Prayer Waves 4: Perseverance in Prayer
‘Then He spoke a parable to them, that men always ought to pray and not lose heart…’
So Luke tells us at what is now for us the beginning of the 18th chapter of his Gospel account. Jesus tells His disciples a parable about a persistent widow, who was due justice, and so did not give up coming to this somewhat curmudgeonous and unfriendly judge depicted in the parable. I think if I’d had him as a judge I might have not bothered! But she persists and so the judge, miserly as he is, must give her justice, otherwise she’ll end up driving him up the wall!
Now, Jesus says, if this unjust judge gave her what was due, how much more shall God ‘avenge His own elect who cry out day and night to Him’? (Luke 18:7).
The message of the parable is clear. When it comes to prayer (and as I have explored before on this blog, the topic is seen to be hot among the disciples in Luke’s Gospel), if you’re going to really go for it, you’re going to need to know how to persist and persevere.
Another interesting parable on this subject actually earlier in Luke, sheds further light.
‘Which of you shall have a friend, and go to him at midnight and say to him, “Friend, lend me three loaves; for a friend of mine has come to me on his journey, and I have nothing to set before him”; and he will answer from within and say, “Do not trouble me; the door is now shut, and my children are with me in bed; I cannot rise and give to you”? I say to you, thought he will not rise and give him because he is his friend, yet because of his persistence he will rise and give him as many as he needs.’ (Luke 11:5-8, emphasis mine.)

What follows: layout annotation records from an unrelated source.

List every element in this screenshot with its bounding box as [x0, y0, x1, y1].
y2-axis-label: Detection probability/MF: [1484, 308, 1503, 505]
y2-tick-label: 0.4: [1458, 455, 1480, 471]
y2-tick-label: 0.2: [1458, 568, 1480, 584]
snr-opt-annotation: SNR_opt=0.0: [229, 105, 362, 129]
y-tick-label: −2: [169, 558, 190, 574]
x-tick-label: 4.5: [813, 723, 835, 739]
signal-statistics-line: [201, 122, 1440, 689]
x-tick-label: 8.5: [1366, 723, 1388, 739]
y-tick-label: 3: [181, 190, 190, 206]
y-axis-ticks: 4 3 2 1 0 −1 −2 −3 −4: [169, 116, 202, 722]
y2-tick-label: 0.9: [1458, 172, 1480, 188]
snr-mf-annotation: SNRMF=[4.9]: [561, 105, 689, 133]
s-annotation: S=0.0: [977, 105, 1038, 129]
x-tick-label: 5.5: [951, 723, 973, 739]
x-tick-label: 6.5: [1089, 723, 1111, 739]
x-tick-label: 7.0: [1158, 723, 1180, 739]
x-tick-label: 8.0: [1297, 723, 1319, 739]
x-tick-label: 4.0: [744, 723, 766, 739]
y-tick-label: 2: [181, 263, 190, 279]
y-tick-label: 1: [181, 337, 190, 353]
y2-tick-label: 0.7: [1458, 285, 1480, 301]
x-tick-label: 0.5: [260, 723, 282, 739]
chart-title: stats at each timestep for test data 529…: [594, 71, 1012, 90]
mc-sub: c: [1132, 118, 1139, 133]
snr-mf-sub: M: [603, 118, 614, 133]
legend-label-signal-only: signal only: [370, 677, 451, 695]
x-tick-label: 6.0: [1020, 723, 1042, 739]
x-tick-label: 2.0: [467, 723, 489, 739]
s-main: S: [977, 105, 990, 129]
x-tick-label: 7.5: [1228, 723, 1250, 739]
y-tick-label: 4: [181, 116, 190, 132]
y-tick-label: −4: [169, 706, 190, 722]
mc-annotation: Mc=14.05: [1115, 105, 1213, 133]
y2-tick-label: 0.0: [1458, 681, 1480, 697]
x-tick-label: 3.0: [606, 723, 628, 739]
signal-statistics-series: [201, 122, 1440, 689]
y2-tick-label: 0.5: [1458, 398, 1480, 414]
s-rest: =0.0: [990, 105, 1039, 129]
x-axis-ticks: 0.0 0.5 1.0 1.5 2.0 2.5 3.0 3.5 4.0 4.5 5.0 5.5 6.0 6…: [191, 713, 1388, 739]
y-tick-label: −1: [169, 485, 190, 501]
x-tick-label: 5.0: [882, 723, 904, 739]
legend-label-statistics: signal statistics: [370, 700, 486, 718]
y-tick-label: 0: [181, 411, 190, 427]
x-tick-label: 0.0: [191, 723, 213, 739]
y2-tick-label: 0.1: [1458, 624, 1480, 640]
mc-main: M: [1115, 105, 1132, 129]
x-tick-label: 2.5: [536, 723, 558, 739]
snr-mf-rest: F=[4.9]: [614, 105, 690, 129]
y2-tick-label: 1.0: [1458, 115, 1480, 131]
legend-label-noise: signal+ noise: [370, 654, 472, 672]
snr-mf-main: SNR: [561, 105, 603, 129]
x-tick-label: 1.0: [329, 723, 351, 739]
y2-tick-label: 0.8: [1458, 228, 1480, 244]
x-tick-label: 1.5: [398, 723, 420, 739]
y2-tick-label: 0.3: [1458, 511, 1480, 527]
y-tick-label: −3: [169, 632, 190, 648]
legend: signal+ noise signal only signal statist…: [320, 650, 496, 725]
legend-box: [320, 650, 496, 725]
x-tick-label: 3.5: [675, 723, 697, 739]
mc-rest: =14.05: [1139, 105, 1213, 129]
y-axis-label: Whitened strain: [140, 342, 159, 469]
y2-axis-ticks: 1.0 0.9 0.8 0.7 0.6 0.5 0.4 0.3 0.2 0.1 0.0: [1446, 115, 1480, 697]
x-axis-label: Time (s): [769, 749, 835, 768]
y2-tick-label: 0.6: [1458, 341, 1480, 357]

There is a striking and again, clear message to this parable. To those of us who love to know and remember that God calls us His friends (John 15:15), the sobering truth nonetheless remains: there are some things that can only come by persistence. Even when we are God’s friends, and His sons and daughters, and anything else, there is something about this life of prayer that will always require persistence. Perhaps we don’t fully understand why now. But one thing I do know, is that when I do persist in prayer, it does me a whole lot of good, and carries of course the great benefit of having spent much time with God! Sometimes a journey is as much about the road, about both the pitfalls and the springs along the way, as it is about the goal. In fact, perhaps most of the time it is.
I know that one prayer request I had recently, I held for more than four years, before I really began to see dramatic breakthrough in that area. There was a specific person I prayed for, and at times during those four years I thought there was little hope left, and not much point in praying. But I’d heard the stories, I’d read the words of Jesus, and something of grace in my spirit knew that I should keep going. Sometimes it was really difficult to get the words out, because there was very little in me that wanted to keep praying them, when in the natural I was seeing no hope.
But I can testify now that throughout last year dramatic breakthrough began occurring with this person. In many wonderful and significant ways their life became transformed and today looks utterly different and much more wonderful, and I am so thankful to God for it.
Of course, not all prayers have to be pursued for years. Last year when I prayed with a particular friend about things, we kept seeing near-instant breakthroughs and answers to those prayers! But now we’ve come to a phase where we’re carrying prayers which have taken longer – indeed, aren’t answered yet. And so once again we remember that we have come to a place where we have to persist. I’ve learnt the lesson from the Scripture, from church history, and from my own experience, and so now I am more equipped to press on. It’s a challenge sometimes, still. But be encouraged: good things really do come to those who wait!
Indeed, there are many Scriptures, especially in the Psalms, that speak about the blessing of waiting on the Lord. I didn’t always understand these because, I had a shallow understanding of what ‘waiting on the Lord’ might be. But through experience, and through learning to pray, I have come to understand now why so many Psalmists and writers exhorted the people of God to ‘wait upon the Lord’.
Among the testimonies of those who persevered in prayer, one that stands out is the story of Rees Howells, a Welsh intercessor who was swept up in the Welsh Revival of 1904-5, and continued in his intercessory ministry right through the second world war until his death in 1950. His biography, Intercessor by Norman Grubb recounts many stories of his various breakthroughs in prayer, many of which took years to accomplish, some requiring the greatest patience when seemingly nothing was happening in the natural.